We came home through Edgworth, driving down off the high moor, through the crossroads, by the White Horse pub, and along by the cricket field. It was Saturday afternoon and a cricket match was in progress. The sun was shining, the day was warm, very warm for mid April, and the cricket field was a beautiful apron of the most luscious green. Against this verdant backdrop the white shirts and white trousers of the cricketers gleamed in the afternoon sun. Dotted around the perimeter of the field, at rest on wooden benches, happy spectators watched the slow rhythmic movements of the players, as positions were taken up, and stances aligned and red ball shined, ready to be bowled. Wicket keeper crouched, batter patted the earth and bowler trotted up to the crease.
It was only a momentary glimpse of village England, as the car came by, but enough to prompt memories and images of other days and other games, happily indulged. There came to mind a game played on that very same sward twelve years before, when John, my nephew, padded up as wicket keeper and covered himself in glory for his team. Visiting my brother and John’s father that day, I sat on one of those benches and watched in happy meditation as the young players contested a keen game.
What a game cricket is! Skill aplenty in bowling, batting, keeping, catching, running, throwing, but never a foul deed or cross word. Nobody gets attacked, either physically or verbally. It is more like a sacred ritual carried out in the sunshine, in stillness and tranquillity. Shouts of ‘run’ and ‘howzat’ puncture the air, and people recline at the edges of the action, content to watch and munch a bite and sip a beer. A code of honour and respect permeates the air, and participants play according to the law and the spirit of the game. No wonder, then, that we describe underhand behaviour as being “not cricket!”
A further memory comes back to me, precisely of the underhand variety. We were children, and playing cricket at our front gate, using an unsprung wooden bat and a tennis ball. My sister, Tricia, a demon of timing, eye and raw power, was batting and was knocking the ball in every direction. We, boys, were not best pleased, as we trekked to the far side of the grassy crescent, to collect these fiercely driven shots. That was when I devised a cunning plan.
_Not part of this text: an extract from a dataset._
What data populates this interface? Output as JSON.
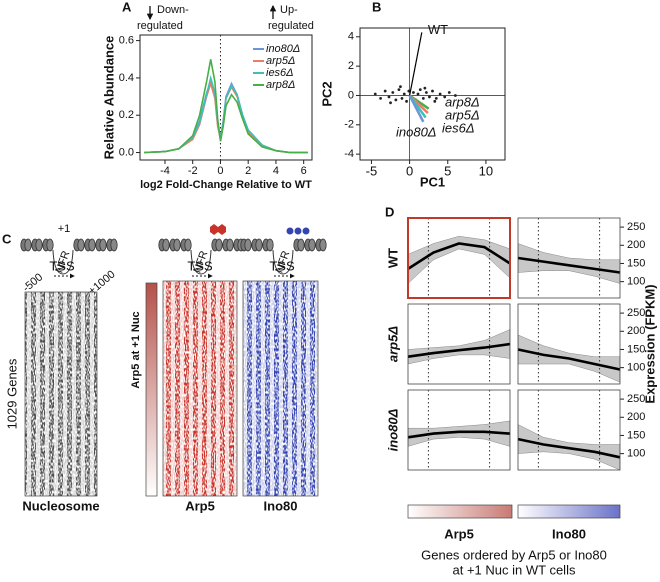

Secretly, I changed the tennis ball for an equally grey looking ‘corky’ ball, and bowled that at my unsuspecting sister. It was an underhand delivery in both senses! She belted the object as hard as only she could, but this time the concrete lump of a ball caused painful sensations to run through her hands. She howled in agony. I had ended her glorious innings, but I had not reckoned on the consequences of my stupid action. I was immediately sorry, my sister was in tears, everybody was concerned and the happy entertainment was over. Not cricket, Brian. Do not ever do that again!
Fair play is a wonderful concept, a tremendous reality when we meet it. Contact sports, rugby, football, are less easy to marshall, simply because of their rough and tumble nature, but even there, the sporting person can be distinguished from the thug, and an accident from an intentional foul.
Football was always my favourite game, and still is, and I would sooner go to the Reebok Stadium than to Old Trafford Cricket Ground. But the sight of a village green, and of local people happily gathered to spend an afternoon in the sun is very appealing. I first experienced this ambience in my childhood days, at Atherton Cricket Club. The peaceful serenity of the square, the quiet progress of the game, the silent passing of time, all this has always appealed. Just like my first experience of a bowling green in Astley Park, when I was ten, all grass and greenery and the smell of flowers, the buzzing of bees, and the gently rolling woods over the crown of the green.
It was very fitting then, that on my recent visit to my brother’s house, our old town team had come up the valley to play his present town team. Atherton C.C. were the visitors that day to play Edgworth, and as the sun set and we set off for our supper, a neighbour reported that an honourable draw had been played out in the afternoon sun.
I was very pleased to hear of that result. The place of our early life had played out a draw with the place of our present life. There was a happy symmetry in such a conclusion. In a modern world, caught up in the hysteria of winning and losing, it is a happy and a healthy thing to be out in the sunshine and to contest an honourable draw. That is what cricket teaches.
Live your life as best you can. Give each person their due. Share the day with them, its joys and its sorrows, and when stumps are drawn and the day is done, an honourable draw is secured.